I had a call the other day, asking me about ice fishing. The caller recently moved to this area from the Southeast and wanted to know the best way to be prepared when Ohio freezes over.

As I told him, there are different ways to ice fish. Ice fishing on Lake Erie is a great deal different from ice fishing on Lake Loramie. You use different equipment, and it’s a totally different experience.

Just quickly touching on Lake Erie, there are many different areas of the lake that freeze enough to support an ice fishing season and different charter services that do pretty much everything for you. They just haul you out to a heated shanty, and it’s time to start fishing. They cut the hole into the ice. You just bait your hook and fish.

You will have to go online to find ice charter services. Some work from the mainland, others from Put-In-Bay. I always liked that spot off of the west side of South Bass Island.

I’d rather talk local ice fishing. Here are tips to get started:

• First of all, never, never go ice fishing alone. It’s best if you can find someone who has ice fished before. He or she will have some know-how and possibly some equipment.

• Before you can even think about the actual fishing, you’ll need the right equipment. Stop by a bait shop near you to pick up rods, reels, line, hooks, jigs, bait, ice auger (manual or power), bait bucket, ice ladle and fishing license. You could buy a shanty, but you might want to take that step later. You have to decide if you are going to use an electronic fish finder or just Lady Luck. If you go with electronics, then how will you power them? More than likely, you are going to need a sled to carry all your equipment and to sit on once you have drilled your hole and are ready to fish.

• You have to dress correctly, no matter where you fish. You need two sets of warm clothing (one to leave in your car). You should dress in layers with wicking materials underneath. Good long underwear is a must, topped with wool pants and shirt. If you have coveralls to go over that, pile ’em on. Wear wool socks with waterproof boots. Get some rated for well below zero. Top it all off with a face mask and a stocking cap (preferably one with a Buckeyes logo on it!).

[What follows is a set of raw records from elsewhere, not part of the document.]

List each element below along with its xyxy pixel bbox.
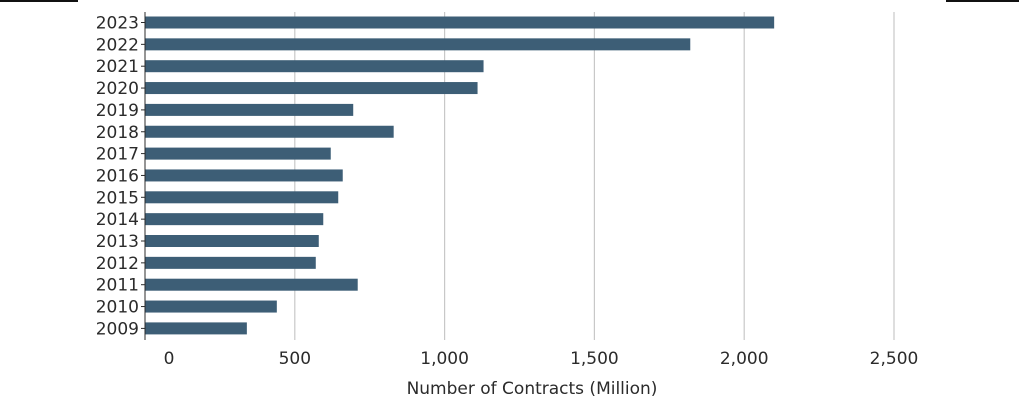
bar-2018: [145, 125, 394, 138]
bar-2013: [145, 235, 319, 247]
x-tick-label: 2,000: [720, 349, 769, 369]
bar-2015: [145, 191, 339, 204]
x-tick-label: 1,000: [420, 349, 469, 369]
y-tick-label-2019: 2019: [96, 101, 139, 121]
y-tick-label-2022: 2022: [96, 35, 139, 55]
x-tick-label: 1,500: [570, 349, 619, 369]
bar-2009: [145, 322, 247, 335]
x-axis-title: Number of Contracts (Million): [407, 379, 658, 399]
bar-2019: [145, 103, 354, 116]
x-tick-label: 2,500: [870, 349, 919, 369]
y-tick-label-2009: 2009: [96, 319, 139, 339]
y-tick-label-2013: 2013: [96, 232, 139, 252]
bar-2016: [145, 169, 343, 182]
x-tick-label: 500: [279, 349, 311, 369]
y-tick-label-2012: 2012: [96, 254, 139, 274]
bar-2023: [145, 16, 775, 29]
y-tick-label-2010: 2010: [96, 298, 139, 318]
top-right-rule: [946, 0, 1019, 2]
y-tick-label-2014: 2014: [96, 210, 139, 230]
bar-2010: [145, 300, 277, 313]
y-axis-tick-labels: 2023202220212020201920182017201620152014…: [96, 14, 139, 340]
y-tick-label-2017: 2017: [96, 145, 139, 165]
bars: [145, 16, 775, 335]
bar-2011: [145, 278, 358, 291]
x-tick-label: 0: [164, 349, 175, 369]
bar-2017: [145, 147, 331, 160]
bar-2021: [145, 60, 484, 73]
bar-2022: [145, 38, 691, 51]
y-tick-marks: [141, 22, 145, 329]
y-tick-label-2016: 2016: [96, 166, 139, 186]
y-tick-label-2020: 2020: [96, 79, 139, 99]
y-tick-label-2018: 2018: [96, 123, 139, 143]
y-tick-label-2011: 2011: [96, 276, 139, 296]
bar-2014: [145, 213, 324, 226]
y-tick-label-2023: 2023: [96, 14, 139, 34]
x-axis-tick-labels: 0 500 1,000 1,500 2,000 2,500: [164, 349, 919, 369]
top-left-rule: [0, 0, 78, 2]
bar-2020: [145, 82, 478, 95]
bar-2012: [145, 256, 316, 269]
y-tick-label-2021: 2021: [96, 57, 139, 77]
y-tick-label-2015: 2015: [96, 188, 139, 208]
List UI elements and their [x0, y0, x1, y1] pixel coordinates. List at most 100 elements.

• Wear a life jacket or float coat. This is mandatory.

• Some things you should carry include a pair of screwdrivers (tied around your neck, for pulling yourself out of cold water), a whistle and a cellphone in a waterproof bag. It’s always a good idea to grab some strap-on ice cleats, making it much easier to walk on any icy surface.

• Make sure you leave a plan with someone, saying where and when you’ll be fishing.

• Any bait shop near where you pick to fish should be able to give you local information, like where they are biting and, more importantly, where ice is thin or there is still open water.

• I came across the following ice thickness guide: If it’s under 4 inches, stay away. Four to 5 inches of new ice can bear foot activities (like ice fishing). Five to 7 inches is fine for an ATV or snowmobile, 8 to 12 inches for a small vehicle and over 12 inches for average-sized pickups.